The anesthesiologists’ self-reported state of distress was further confirmed by audio recordings capturing an argument over OR management occurring at the same time as the LF/HF ratio elevation and RMSSD decline. This involved conflicting demands stemming from a discussion surrounding OR management and flow. The nature of the discussion required staff to compromise on OR flow and created tension among staff given the limited resources available (OR rooms currently in use and scheduled for use), patient concerns (delaying surgeries for patients who were already prepared and waiting for surgery), timing (operating late into the night), and personal concerns (one clinician was pregnant at the time).

4 Discussion

This preliminary study confirms the feasibility of recognizing detrimental psychophysiological influences during cardiac surgery procedures via HRV analysis.
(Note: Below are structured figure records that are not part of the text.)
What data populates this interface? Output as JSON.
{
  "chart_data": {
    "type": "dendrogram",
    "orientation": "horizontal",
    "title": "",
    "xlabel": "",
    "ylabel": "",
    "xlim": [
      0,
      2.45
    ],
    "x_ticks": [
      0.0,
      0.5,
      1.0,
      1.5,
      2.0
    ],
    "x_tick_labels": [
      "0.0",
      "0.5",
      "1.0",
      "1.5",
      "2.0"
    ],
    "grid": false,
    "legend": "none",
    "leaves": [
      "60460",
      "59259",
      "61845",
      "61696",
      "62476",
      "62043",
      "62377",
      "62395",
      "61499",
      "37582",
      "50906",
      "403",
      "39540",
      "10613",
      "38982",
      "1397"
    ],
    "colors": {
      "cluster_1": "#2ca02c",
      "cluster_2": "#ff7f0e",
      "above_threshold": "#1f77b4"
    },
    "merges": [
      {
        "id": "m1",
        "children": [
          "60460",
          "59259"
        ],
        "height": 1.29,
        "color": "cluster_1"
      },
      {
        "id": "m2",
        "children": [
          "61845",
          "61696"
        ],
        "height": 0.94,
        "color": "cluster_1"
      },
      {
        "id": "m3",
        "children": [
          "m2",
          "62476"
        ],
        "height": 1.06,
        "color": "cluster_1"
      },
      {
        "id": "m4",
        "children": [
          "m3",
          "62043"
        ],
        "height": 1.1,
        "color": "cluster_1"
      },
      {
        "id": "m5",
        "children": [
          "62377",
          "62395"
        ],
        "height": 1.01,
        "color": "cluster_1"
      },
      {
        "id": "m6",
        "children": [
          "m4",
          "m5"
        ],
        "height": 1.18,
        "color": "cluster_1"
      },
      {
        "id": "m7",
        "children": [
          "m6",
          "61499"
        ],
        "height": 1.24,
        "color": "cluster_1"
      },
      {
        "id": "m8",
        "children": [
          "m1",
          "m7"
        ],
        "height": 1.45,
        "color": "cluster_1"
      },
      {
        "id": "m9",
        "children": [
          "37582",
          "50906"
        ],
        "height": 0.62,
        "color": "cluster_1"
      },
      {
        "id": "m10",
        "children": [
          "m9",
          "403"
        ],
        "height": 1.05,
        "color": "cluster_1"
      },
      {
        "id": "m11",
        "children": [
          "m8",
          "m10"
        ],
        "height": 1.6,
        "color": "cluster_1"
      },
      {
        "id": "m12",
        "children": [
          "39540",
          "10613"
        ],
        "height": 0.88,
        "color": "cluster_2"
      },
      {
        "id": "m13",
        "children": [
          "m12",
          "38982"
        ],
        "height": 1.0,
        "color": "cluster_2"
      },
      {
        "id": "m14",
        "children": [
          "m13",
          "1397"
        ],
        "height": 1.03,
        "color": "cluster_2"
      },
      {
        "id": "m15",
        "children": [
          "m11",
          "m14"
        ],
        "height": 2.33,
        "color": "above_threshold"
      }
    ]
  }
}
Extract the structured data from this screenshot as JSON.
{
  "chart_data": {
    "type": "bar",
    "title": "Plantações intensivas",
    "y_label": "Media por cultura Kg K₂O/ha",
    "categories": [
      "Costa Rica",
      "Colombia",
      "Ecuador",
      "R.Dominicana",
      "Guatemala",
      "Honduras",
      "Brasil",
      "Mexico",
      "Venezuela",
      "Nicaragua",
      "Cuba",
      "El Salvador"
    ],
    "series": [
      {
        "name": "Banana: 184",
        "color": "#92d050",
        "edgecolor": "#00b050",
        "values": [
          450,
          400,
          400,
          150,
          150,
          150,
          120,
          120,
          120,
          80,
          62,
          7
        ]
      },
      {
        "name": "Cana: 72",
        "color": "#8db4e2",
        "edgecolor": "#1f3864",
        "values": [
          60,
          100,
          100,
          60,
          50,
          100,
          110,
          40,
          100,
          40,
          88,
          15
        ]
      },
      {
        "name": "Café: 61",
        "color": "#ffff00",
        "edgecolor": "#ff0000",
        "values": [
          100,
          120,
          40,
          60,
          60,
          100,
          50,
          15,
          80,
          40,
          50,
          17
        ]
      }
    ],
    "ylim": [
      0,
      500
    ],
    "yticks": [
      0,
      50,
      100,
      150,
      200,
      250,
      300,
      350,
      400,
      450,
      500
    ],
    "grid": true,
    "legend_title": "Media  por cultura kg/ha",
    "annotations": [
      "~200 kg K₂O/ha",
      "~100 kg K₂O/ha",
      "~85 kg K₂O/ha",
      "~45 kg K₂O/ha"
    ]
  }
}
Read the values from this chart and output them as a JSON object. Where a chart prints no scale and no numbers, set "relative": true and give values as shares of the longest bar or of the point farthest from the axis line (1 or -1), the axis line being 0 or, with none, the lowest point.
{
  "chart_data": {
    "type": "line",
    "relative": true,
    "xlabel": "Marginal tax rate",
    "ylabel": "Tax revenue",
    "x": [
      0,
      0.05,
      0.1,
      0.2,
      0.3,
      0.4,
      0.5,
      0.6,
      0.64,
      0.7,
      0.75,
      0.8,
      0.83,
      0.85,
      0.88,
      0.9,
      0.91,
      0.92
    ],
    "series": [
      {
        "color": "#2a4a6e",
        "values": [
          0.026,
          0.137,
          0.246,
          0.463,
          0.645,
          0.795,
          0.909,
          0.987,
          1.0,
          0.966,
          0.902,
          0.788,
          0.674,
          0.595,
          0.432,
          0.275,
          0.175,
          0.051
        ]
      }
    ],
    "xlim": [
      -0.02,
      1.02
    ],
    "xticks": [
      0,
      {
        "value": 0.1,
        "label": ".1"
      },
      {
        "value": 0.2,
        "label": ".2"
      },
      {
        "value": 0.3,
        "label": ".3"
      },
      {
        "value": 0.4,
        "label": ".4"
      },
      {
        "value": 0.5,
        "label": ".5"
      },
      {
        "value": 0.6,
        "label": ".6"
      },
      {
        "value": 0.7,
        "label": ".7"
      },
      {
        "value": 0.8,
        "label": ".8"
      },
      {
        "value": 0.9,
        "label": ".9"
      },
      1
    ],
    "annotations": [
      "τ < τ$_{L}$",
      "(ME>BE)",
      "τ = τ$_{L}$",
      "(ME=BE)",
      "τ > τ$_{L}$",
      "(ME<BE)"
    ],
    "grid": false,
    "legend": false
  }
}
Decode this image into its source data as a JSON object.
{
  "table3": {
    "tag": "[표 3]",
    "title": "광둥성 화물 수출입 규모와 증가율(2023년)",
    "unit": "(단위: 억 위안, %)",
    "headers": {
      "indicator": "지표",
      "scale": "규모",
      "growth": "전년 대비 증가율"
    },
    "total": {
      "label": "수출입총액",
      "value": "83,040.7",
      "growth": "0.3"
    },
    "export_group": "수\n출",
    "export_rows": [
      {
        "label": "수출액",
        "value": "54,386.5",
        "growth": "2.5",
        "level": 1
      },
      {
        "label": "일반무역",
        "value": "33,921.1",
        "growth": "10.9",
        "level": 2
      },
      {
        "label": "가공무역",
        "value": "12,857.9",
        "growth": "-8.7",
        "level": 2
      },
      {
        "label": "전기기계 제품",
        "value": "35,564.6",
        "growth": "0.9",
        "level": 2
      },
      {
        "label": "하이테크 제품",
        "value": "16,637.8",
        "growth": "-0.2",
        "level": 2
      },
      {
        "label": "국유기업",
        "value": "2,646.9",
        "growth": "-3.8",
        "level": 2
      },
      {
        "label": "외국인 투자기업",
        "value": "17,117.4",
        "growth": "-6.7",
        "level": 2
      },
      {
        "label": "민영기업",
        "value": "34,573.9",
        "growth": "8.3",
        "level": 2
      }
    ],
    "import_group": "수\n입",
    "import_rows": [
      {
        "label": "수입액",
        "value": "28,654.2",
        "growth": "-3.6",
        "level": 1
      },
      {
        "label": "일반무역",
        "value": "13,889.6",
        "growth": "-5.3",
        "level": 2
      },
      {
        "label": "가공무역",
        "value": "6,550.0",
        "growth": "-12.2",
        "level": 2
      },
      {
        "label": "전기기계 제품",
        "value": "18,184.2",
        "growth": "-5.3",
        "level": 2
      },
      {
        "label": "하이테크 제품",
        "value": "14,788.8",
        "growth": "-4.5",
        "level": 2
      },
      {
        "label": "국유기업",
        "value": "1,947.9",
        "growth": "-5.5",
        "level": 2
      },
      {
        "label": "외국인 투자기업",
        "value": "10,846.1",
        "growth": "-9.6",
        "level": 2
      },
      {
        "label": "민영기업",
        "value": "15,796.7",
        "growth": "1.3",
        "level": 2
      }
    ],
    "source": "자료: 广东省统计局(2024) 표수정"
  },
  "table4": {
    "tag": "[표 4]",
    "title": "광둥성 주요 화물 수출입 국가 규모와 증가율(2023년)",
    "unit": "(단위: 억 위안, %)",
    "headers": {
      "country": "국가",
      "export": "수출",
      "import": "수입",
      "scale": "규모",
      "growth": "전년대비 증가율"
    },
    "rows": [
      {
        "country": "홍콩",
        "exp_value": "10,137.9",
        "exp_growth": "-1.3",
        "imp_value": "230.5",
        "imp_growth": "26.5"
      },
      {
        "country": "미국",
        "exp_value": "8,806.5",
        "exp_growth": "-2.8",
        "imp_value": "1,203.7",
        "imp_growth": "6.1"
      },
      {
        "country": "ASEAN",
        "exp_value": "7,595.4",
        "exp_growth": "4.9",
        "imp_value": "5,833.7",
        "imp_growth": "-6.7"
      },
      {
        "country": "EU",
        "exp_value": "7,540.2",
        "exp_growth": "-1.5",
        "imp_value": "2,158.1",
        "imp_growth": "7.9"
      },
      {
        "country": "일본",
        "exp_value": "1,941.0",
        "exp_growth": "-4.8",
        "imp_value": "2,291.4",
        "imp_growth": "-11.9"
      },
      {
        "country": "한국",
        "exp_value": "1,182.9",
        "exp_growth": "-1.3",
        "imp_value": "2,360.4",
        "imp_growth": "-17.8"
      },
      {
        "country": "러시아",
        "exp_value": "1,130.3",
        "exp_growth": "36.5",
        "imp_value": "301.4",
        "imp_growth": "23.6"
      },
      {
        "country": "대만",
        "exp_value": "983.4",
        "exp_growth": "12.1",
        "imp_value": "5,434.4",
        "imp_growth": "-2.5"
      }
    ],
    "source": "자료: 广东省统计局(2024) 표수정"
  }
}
To our knowledge, this is the first such case demonstrating ANS activity coinciding with strong self-reported emotion during naturalistic surgery using HRV. The primary finding of this analysis suggests that despite HCP’s extensive experience in the cardiac OR, transient but intense ANS activity (detected through SNS activation and PNS withdrawal) corresponding to self-reported emotional distress may have the potential to disrupt attention processes in even the most qualified of clinicians.

Within the analyzed dataset, there were only two other incidences of LF/HF ratio values exceeding 3 units. In both cases, the percent change between surrounding values and the elevated sample were not nearly as substantially magnified. Audio/video analysis revealed that both instances were associated with detailed teaching moments between the attending anesthesiologist and the trainee, involving discussion of procedure-specific checklists and processes.

The influence of emotional states on a range of cognitive processes [2] and decision-making is well-described [3, 11], yet investigation into its effects in surgery are underexplored. The operative environment is a uniquely data-rich setting equipped with devices automatically capturing a wide range of information regarding patient status, surgery-specific procedures, temporal relationships, and more. Additionally, the OR affords the opportunity for granular team-based, behavioral, technical, and non-technical analysis of the surgical team. It is possible, but not yet common practice, to simultaneously collect physiological data of HCPs in this setting as well. Harnessing these disparate data sources alongside one another in a time-synchronized, continuous fashion allows a more comprehensive exploration and understanding of internal, otherwise unobservable factors influencing surgical processes.

A major implication of this type of work is the possibility of real-time recognition of ANS activity and/or emotional distress, which could enable personalized cognitive engineering coping interventions to proactively mitigate downstream adverse events [12]. Additional studies on our large database of surgical cases are underway to confirm this preliminary observation. Future work is also in the planning process to explore these interactions further.